本作の主人公で元の世界ではゲームクリエイターをしていたが、自分の作ったゲームによく似た世界へ微妙に若返りつつ転移してしまう。

好奇心旺盛な性格で行動より思考を優先するタイプ。

連れ合いの機巧姫は葵の君。

葵の君(あおいのきみ)

主人公の連れ合い(パートナー)である機巧姫。髪の色が銘と同じ葵色で胸の真ん中に同色の勾玉が埋め込まれている。

人形としては最上位の存在で、外見や行動など、ほとんど人間と変わりがない。

主人公のことを第一に考え、そのために行動をする。

淡渕澪(あわぶち・みお)

関谷国の藤川家に仕える知行三百石持ちの侍で操心館に所属する候補生の一人。
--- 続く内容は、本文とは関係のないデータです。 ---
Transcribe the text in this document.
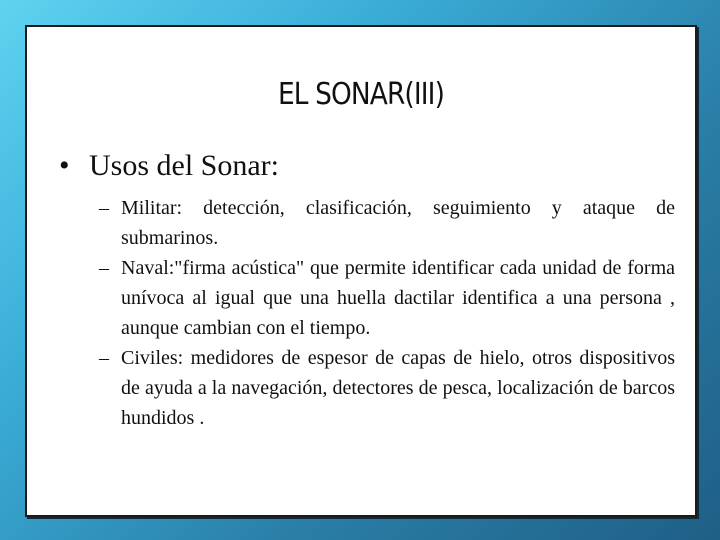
EL SONAR(III)

• Usos del Sonar:

– Militar: detección, clasificación, seguimiento y ataque de submarinos.
– Naval:"firma acústica" que permite identificar cada unidad de forma unívoca al igual que una huella dactilar identifica a una persona , aunque cambian con el tiempo.
– Civiles: medidores de espesor de capas de hielo, otros dispositivos de ayuda a la navegación, detectores de pesca, localización de barcos hundidos .
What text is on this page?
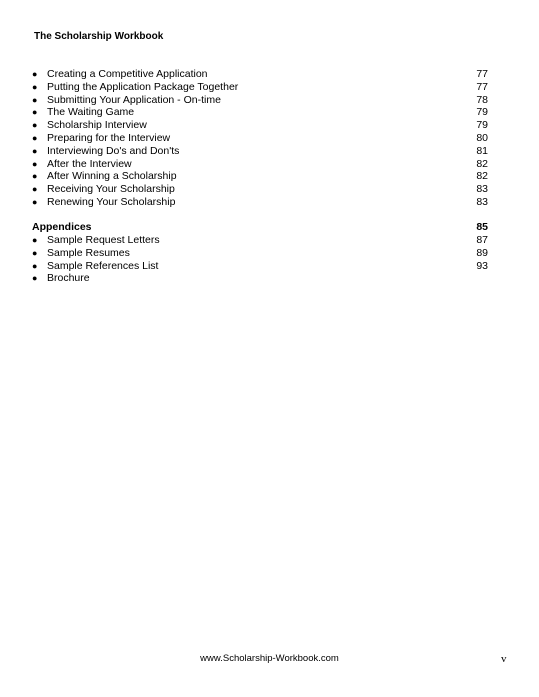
The Scholarship Workbook
● Creating a Competitive Application	77
● Putting the Application Package Together	77
● Submitting Your Application - On-time	78
● The Waiting Game	79
● Scholarship Interview	79
● Preparing for the Interview	80
● Interviewing Do's and Don'ts	81
● After the Interview	82
● After Winning a Scholarship	82
● Receiving Your Scholarship	83
● Renewing Your Scholarship	83
Appendices	85
● Sample Request Letters	87
● Sample Resumes	89
● Sample References List	93
● Brochure
www.Scholarship-Workbook.com	v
水縹の君を所有しているが連れ合いとして認められてはいない。

人とは異なる八岐と呼ばれる種族の一つ、木霊に連なっており、癒しの術を得意とする。また動物や植物ともある程度の意思疎通ができる。

紅寿(こうじゅ)

澪に仕える忍びで、八岐に連なる人狼の少女。オオカミによく似たケモノ耳と尻尾を有している。

人狼の身体能力は鬼と並ぶほど高く、その中でも敏捷性は特に優れている。忍びとしても有能。

現在は言葉を話せないもよう。

翠寿(すいじゅ)

澪に仕える忍びで、紅寿の妹。人狼特有のケモノ耳と尻尾を有する。

幼いながらも誰かに仕えて職務を果たしたいという心根を持つがいろいろと未熟。

大平不動(おおひら・ふどう)

操心館に所属する候補生の一人で八岐の鬼の一族に連なる。

八岐の中でも鬼は特に身体能力に優れており、戦うことを至上の喜びとしている。不動にもその傾向があり、強くなるために自己研鑽を怠らない。

直情的で考えるより先に体が動くタイプで、自分より強いと認めた相手に敬意を払う素直さを持つ。